Amidst the confusion, miscommunication, and heartbreak, I wouldn’t deny that what we had was irreplaceable. Whatever we had, although we never really labeled it, we had a good run.
The laughter spent on my bed just before we fell asleep, the drunken nights when I’d take you home with no motive in mind, or the times that our silence brought us nothing but comfort would not be erased from my memory. I couldn’t assure you that no man can top you, but one thing’s for sure; you’ll always be their biggest competition in my life.
I’ve been told that it’s wrong to make someone your standard – the person everyone has to measure up to. Maybe it’s even harder that I placed you on a pedestal when I never had the right to.
I’ll never know if that was the reason why you had to leave, because you felt like I was expecting something you could never give but I want you to know, I never expected anything grand or extravagant from you. I placed you there because I knew then that you were it for me. This goes without saying that you made me believe in something I’ve lost faith in. You were my silver lining.
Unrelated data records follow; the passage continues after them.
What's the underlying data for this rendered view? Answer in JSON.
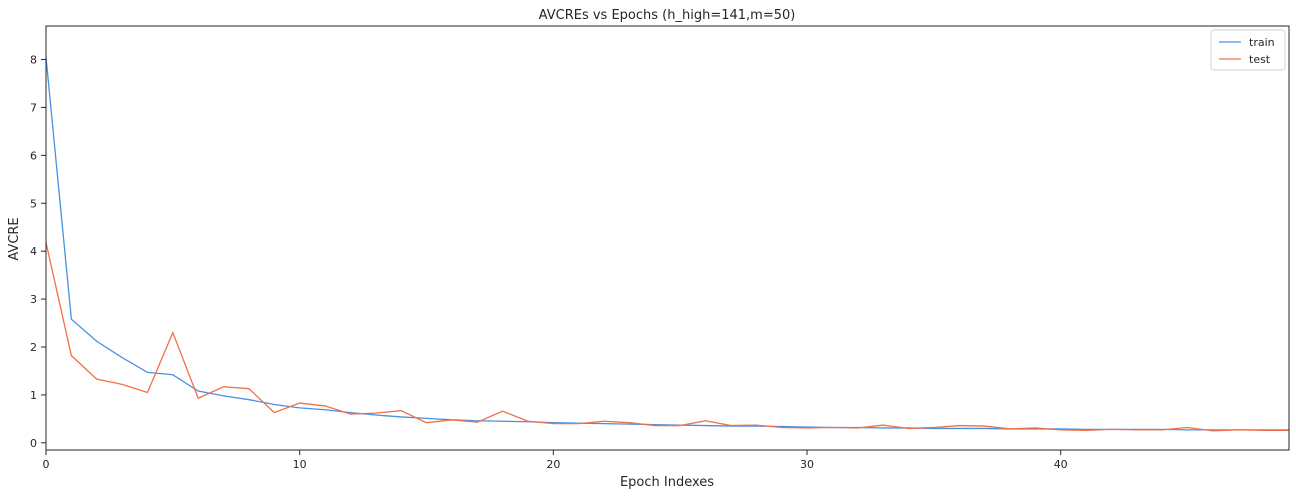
{
  "chart_data": {
    "type": "line",
    "title": "AVCREs vs Epochs (h_high=141,m=50)",
    "xlabel": "Epoch Indexes",
    "ylabel": "AVCRE",
    "xlim": [
      0,
      49
    ],
    "ylim": [
      -0.15,
      8.7
    ],
    "xticks": [
      0,
      10,
      20,
      30,
      40
    ],
    "yticks": [
      0,
      1,
      2,
      3,
      4,
      5,
      6,
      7,
      8
    ],
    "grid": false,
    "legend_position": "top-right",
    "x": [
      0,
      1,
      2,
      3,
      4,
      5,
      6,
      7,
      8,
      9,
      10,
      11,
      12,
      13,
      14,
      15,
      16,
      17,
      18,
      19,
      20,
      21,
      22,
      23,
      24,
      25,
      26,
      27,
      28,
      29,
      30,
      31,
      32,
      33,
      34,
      35,
      36,
      37,
      38,
      39,
      40,
      41,
      42,
      43,
      44,
      45,
      46,
      47,
      48,
      49
    ],
    "series": [
      {
        "name": "train",
        "color": "#4a90e2",
        "values": [
          8.05,
          2.58,
          2.12,
          1.78,
          1.47,
          1.42,
          1.08,
          0.98,
          0.9,
          0.8,
          0.73,
          0.69,
          0.63,
          0.58,
          0.54,
          0.51,
          0.48,
          0.46,
          0.45,
          0.44,
          0.42,
          0.41,
          0.4,
          0.39,
          0.38,
          0.37,
          0.36,
          0.35,
          0.35,
          0.34,
          0.33,
          0.32,
          0.32,
          0.31,
          0.31,
          0.3,
          0.3,
          0.3,
          0.29,
          0.29,
          0.29,
          0.28,
          0.28,
          0.28,
          0.28,
          0.27,
          0.27,
          0.27,
          0.27,
          0.27
        ]
      },
      {
        "name": "test",
        "color": "#f07048",
        "values": [
          4.18,
          1.82,
          1.33,
          1.22,
          1.05,
          2.3,
          0.93,
          1.17,
          1.13,
          0.63,
          0.83,
          0.77,
          0.6,
          0.62,
          0.67,
          0.42,
          0.48,
          0.43,
          0.66,
          0.45,
          0.4,
          0.4,
          0.45,
          0.42,
          0.36,
          0.36,
          0.46,
          0.36,
          0.37,
          0.32,
          0.31,
          0.32,
          0.31,
          0.37,
          0.3,
          0.32,
          0.36,
          0.35,
          0.29,
          0.31,
          0.27,
          0.26,
          0.28,
          0.27,
          0.27,
          0.32,
          0.25,
          0.27,
          0.26,
          0.26
        ]
      }
    ]
  }
}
But as our distance grows bigger and our hearts farther apart, I think it’s best for me to let you go.
In a matter of weeks, I’m letting you go. Start anew, start fresh, start my life without you. I should’ve done this months ago, but why start in the middle when every year, you are given a time to start with a clean slate. I was never a believer of change, but after you, I learned that it is possible because that’s exactly what you did to me.
They said that sometimes the kindest thing to do is let people go. And yes, in a few weeks, when the clock strikes 12 on January 1, 2017, I’m letting you go.
But since it’s still 2016, let me just say this: I hope you change my mind.